Koval notes that fairly or unfairly, all eyes will be on Harris when it comes to these issues; this level of scrutiny and pressure is one of the well-documented downsides of being a “first” or “only” within an organization. In the federal government, where Democrats have held onto their majority in the House but control of the Senate is still unclear, women like Cori Bush—the first Black woman elected to Congress by Missouri—and the newly-reelected members of “The Squad” (Congresswomen Ayanna Pressley, Alexandria Ocasio-Cortez, Ilhan Omar and Rashida Tlaib) can use their personal experiences and political sway to advocate for these policies, too. But the rates of women in government, even with a record 131 women so far elected to the 117th Congress, still lag that of the general public. The work is not over.


“I strongly believe that progress isn’t inevitable,” Harvard’s Ammerman says. “And I think it’s dangerous to sort of think, okay, we’ve broken one barrier and so we’ll just automatically keep going.”

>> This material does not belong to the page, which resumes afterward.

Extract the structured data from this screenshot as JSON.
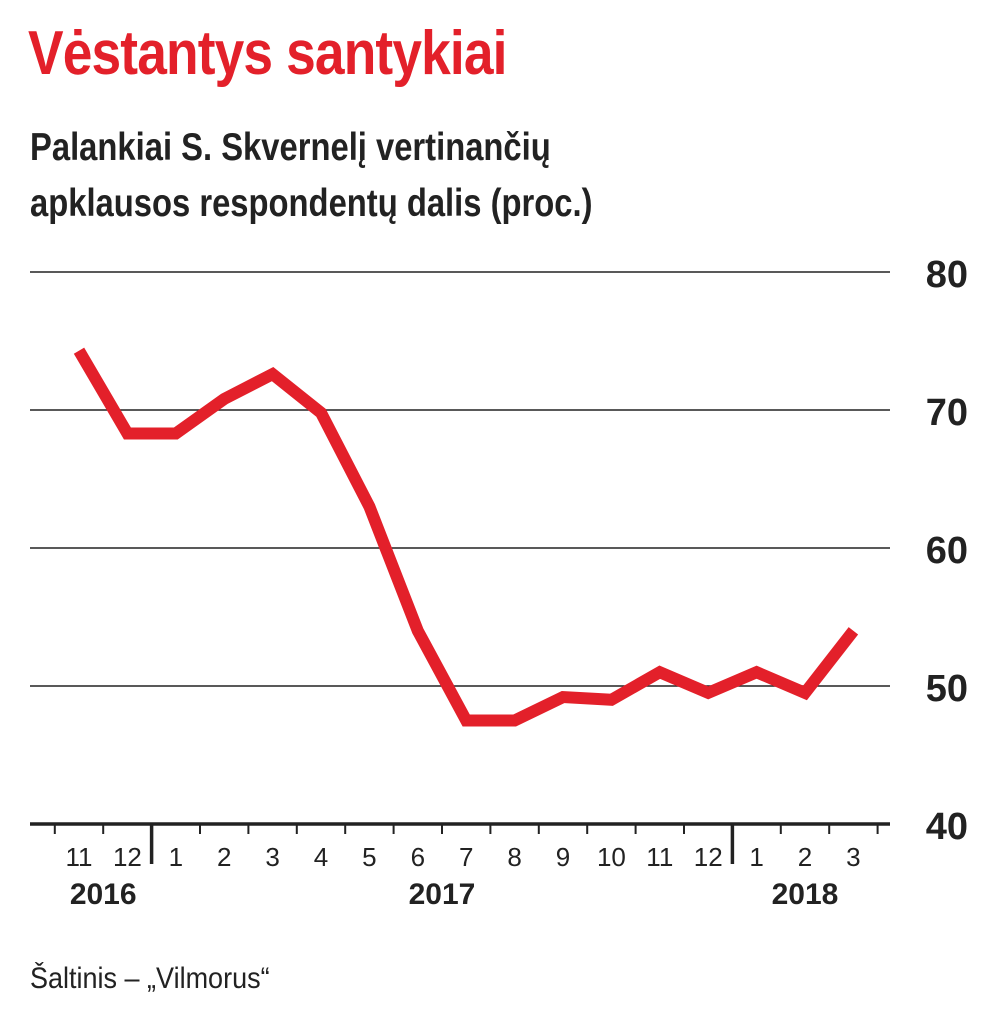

Jackie Adams, coauthor of “A Blessing” and the first African-American female correspondent formally assigned to cover the Reagan and H.W. Bush White Houses for CBS News, has watched women vie for positions of power since Geraldine Ferraro was the first female vice presidential candidate on a major party ticket in 1984. Looking at the developments from the 2018 and 2020 election cycles, she finds reasons to be optimistic about female leadership beyond Harris’s fresh status as vice-president elect. “There are more women of color running for office than ever before,” she said. “I think that there is a flywheel that’s spinning and it might be pushed further ahead a little bit faster, [as] Senator Harris becomes vice president, but even if she doesn’t, it’s not gonna be stopped.”

The inspiration that Harris has already instilled in young girls is evident in the tweets and photos depicting Halloween costumes (Converse and all) and driveway stump speeches. But the significance of her election is not limited to the Gen-Z set.

“Senator Harris actually shares a birthday with my mom,” She’s the First’s Parikh says, going on to explain that both her mom and Shyamala Gopalan Harris come from South India, and both came to American with a lot to learn. Parikh describes hearing Harris talk so fondly about Shyamala and then texting her own mother.


“I said, ‘I just hope that you feel like you have seen some growth in this country, just by seeing this on television.’ Millions of Indian people around the country can relate,” she says. “It is something we’ve never ever experienced before.”